Of the control device, control system, flying object, control method, and program of the present invention, the control device
A control device for causing a flying object that generates a downdraft during flight to approach and/or land on a floating body that is affected by the downdraft,
According to the landing path, which is a route for the floating body to fly toward its destination under the influence of the downward current, the landing path is determined based on the motion characteristics of the floating body when the floating body receives the downward current. a flight control unit that causes the aircraft to fly;
Prepare.

According to the control device of the present invention, a flying object that generates a downdraft during flight can approach and/or land on a floating body that is affected by the downdraft.
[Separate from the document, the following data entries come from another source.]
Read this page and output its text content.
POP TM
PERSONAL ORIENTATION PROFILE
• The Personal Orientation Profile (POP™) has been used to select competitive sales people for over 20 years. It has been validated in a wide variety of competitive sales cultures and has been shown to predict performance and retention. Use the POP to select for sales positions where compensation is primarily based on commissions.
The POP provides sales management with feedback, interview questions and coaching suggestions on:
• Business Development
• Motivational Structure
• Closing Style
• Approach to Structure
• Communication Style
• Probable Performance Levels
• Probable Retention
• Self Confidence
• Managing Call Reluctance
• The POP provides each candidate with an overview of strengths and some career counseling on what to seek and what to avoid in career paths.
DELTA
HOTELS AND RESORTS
FIG. 1 is a side view showing an outline of an aircraft and a floating body that constitute a control system according to Embodiment 1. FIG. FIG. 2 is a plan view showing an outline of a flying object and a floating object that constitute the control system according to Embodiment 1. FIG. FIG. 3 is a schematic diagram showing the configuration of the control system. FIG. 4 is a side view showing an example of a landing route. FIG. 5 is a diagram showing a flow for determining a valid landing route. FIG. 6 is a schematic diagram showing the configuration of the control system according to the second embodiment. FIG. 7 is a diagram showing a flow for determining whether to change the valid landing route. FIG. 8 is a side view showing the landing flight of the aircraft. FIG. 9 is a plan view showing landing flight of the aircraft. FIG. 10 is a schematic diagram showing the configuration of the control system according to the third embodiment. FIG. 11 is a diagram showing a flow for calculating a landing route. FIG. 12 is a diagram showing a flow for determining whether to change the calculated landing route. FIG. 13 is a side view showing landing flight of the aircraft. FIG. 14 is a plan view showing landing flight of the aircraft. FIG. 15 is a block diagram showing the configuration of a computer.

A control device according to an embodiment of the present invention includes:
A control device for causing a flying object that generates a downdraft during flight to approach and/or land on a floating body that is affected by the downdraft,
According to the landing path, which is a route for the floating body to fly toward its destination under the influence of the downward current, the landing path is determined based on the motion characteristics of the floating body when the floating body receives the downward current. a flight control unit that causes the aircraft to fly;
(first configuration).

According to the above configuration, the flight control unit causes the flying object to fly according to the landing path determined based on the motion characteristics of the floating object when the floating object receives a downward current. Therefore, a flying object that generates a downdraft during flight can approach and/or land on a floating body that is affected by the downdraft.

In the above first configuration,
a landing path storage unit that stores a plurality of landing paths determined based on the positional relationship between the flying object and the floating body and the motion characteristics of the floating body when the floating body receives the downward flow;
a landing route determination unit that determines, as the effective landing route, one of the plurality of landing routes stored in the landing route storage unit, with the landing route on which the aircraft is scheduled to fly as the effective landing route; ,
with
The flight control section may cause the aircraft to fly along the effective landing path (second configuration).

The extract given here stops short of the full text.